I leant over the storm lantern to protect the wick from the rain, and took out a box of matches. I struck the first, and it was blown out — not by the falling rain but by the warm wind the rain made. The same thing happened to the second, but I got the lamp lit at the third go. I then moved it close to the ABC, and looked at the two dials. One was the communicator, and the other was the indicator — sometimes called the receiver. The two dials were like overcrowded clock faces. On each were set out the numbers from 0 to 9, the letters of the alphabet and all the punctuation marks and other symbols. It was only the English language, but it looked brain-wracking enough just then. I drew out my pocket watch and lowered it towards the glimmering lantern: ten to six.

‘All set?’ I called up to Woodcock.

His shout came through the rain.

‘Hold your fucking horses!’

He was fifteen foot above me, leaning out from the top of the pole, and scraping at one of the telegraph wires with a pocket knife. I looked again at the ABC. It was like a portable grave, with the one dial (the communicator) lying flat and the other (the indicator or receiver) raised vertical like a little tombstone. Around the outside of the communicator dial were golden keys, one for each letter, number or punctuation mark. You pressed the key you wanted, the handle flew to it and that was it sent. I found myself mentally picking out the letters for J-O-H-N-L-A-M-B-E-R-T. Where the hell was he? I had no notion, but in the darkness of the storm, it was very easy to believe that he’d come to grief. I looked at my silver watch again: six, dead on.

‘What’s up?’ I called to Woodcock.

‘All this… green shit on the wires,’ he said.

Verdigris. That’s what it was called, and the connection wouldn’t be made until it was removed. Woodcock was certainly putting his guts into the job, leaning out far from the top of the pole like the high-flying man in the circus as he reaches out for the swinging trapeze.

‘Worked out your bloody message?’ he called down.

‘Lambert innocent,’ I called up. ‘Do not hang… forward directly to Home Office, London.’

(There would be no difficulty in reaching the Home Office, I decided. Any telegraph clerk would have it in his directory.)

Woodcock, still at his wire-scraping, called out something I couldn’t catch.

‘Come again?’ I called up.

‘ Please do not hang!’ he shouted down. ‘Remember to ask nicely!’

He was a cold-hearted little bastard, and that was fact.

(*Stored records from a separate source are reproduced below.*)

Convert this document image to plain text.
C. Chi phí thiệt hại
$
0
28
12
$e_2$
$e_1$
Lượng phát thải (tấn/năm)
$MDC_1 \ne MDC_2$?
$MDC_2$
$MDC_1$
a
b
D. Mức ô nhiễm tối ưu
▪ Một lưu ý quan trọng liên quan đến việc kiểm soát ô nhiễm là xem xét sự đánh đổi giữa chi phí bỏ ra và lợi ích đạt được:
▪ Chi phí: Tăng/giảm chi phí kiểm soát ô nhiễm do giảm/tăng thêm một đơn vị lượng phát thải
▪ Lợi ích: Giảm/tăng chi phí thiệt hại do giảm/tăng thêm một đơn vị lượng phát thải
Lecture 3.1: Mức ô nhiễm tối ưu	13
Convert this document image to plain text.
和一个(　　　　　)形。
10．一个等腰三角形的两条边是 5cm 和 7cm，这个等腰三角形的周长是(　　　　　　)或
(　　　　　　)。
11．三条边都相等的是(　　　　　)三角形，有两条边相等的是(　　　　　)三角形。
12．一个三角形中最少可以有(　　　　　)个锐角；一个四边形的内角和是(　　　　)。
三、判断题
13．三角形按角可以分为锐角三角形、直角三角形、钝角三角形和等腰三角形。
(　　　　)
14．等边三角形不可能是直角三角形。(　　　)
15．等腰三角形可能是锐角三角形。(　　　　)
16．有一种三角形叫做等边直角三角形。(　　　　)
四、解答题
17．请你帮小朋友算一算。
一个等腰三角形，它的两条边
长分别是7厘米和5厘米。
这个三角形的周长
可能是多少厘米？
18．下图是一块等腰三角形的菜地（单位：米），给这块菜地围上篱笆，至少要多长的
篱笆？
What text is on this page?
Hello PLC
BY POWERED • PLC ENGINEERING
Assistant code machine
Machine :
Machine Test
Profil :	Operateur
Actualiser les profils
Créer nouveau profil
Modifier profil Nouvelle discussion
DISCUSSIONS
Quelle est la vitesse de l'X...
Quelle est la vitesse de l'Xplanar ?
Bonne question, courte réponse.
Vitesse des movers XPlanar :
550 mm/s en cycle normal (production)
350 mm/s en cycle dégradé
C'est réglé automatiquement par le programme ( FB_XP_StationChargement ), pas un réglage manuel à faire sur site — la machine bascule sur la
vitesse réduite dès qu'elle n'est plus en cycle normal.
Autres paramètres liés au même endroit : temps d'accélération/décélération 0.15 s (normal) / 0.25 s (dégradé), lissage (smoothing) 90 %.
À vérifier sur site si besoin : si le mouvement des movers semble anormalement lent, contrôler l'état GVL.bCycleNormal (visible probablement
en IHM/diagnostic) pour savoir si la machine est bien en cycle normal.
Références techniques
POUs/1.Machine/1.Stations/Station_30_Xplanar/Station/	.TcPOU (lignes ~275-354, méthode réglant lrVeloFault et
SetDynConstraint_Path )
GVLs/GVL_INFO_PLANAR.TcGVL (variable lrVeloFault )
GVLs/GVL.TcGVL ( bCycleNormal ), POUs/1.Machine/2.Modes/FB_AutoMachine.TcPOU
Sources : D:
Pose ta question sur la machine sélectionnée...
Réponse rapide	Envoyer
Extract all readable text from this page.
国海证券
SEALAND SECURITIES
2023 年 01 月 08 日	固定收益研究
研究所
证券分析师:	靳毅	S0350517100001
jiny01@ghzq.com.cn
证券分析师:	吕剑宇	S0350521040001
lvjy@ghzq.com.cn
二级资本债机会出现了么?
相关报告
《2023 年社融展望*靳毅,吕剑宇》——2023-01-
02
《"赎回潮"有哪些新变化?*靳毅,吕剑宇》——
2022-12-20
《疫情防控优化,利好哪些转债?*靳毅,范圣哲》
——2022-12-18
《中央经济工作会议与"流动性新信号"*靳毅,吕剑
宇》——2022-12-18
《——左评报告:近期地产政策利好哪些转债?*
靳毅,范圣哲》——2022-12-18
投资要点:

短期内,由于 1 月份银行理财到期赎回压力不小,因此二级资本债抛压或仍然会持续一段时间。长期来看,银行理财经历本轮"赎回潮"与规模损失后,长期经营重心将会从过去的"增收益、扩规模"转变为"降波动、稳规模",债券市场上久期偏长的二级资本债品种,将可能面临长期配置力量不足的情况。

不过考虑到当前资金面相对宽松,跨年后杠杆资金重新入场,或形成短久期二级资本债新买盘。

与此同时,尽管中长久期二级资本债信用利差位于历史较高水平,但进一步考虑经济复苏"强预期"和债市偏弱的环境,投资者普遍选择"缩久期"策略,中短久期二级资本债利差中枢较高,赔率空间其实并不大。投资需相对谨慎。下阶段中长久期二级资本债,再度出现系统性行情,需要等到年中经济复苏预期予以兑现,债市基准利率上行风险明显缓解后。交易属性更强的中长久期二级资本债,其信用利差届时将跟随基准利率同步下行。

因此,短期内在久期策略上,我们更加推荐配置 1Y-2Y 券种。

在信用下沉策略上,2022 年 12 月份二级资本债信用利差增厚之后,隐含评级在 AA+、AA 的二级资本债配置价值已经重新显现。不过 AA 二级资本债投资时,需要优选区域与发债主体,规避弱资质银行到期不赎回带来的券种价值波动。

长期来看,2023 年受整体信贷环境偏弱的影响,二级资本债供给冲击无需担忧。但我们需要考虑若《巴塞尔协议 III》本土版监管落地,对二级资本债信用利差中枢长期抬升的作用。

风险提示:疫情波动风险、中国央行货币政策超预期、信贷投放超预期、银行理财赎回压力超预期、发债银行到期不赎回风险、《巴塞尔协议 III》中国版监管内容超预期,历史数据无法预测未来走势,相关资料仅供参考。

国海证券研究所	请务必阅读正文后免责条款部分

It was five after six.

Woodcock was now tying our two wires to one of the six carried out from the pole. Christ knew how he could tell which was the right one. Then he was down from the pole, and pulling at the trailing ends of the wires he’d tied onto the ones above. Crouching low, and working by the light of the storm lamp, he connected them somehow to the back of the ABC, and then took the battery out of his top-coat pocket, which he tied on by two smaller wires. As soon as the connection was made there came a blue flash, which I took at first for our little bit of electricity. But then came the boom of the thunder, and the rain doubled its speed. Woodcock was crouching on the bank of slimy track ballast, eyeing me and trying to light a fag.

I glanced at my watch: 6.25.

‘Never mind that,’ said Woodcock. ‘Hand over your pocketbook.’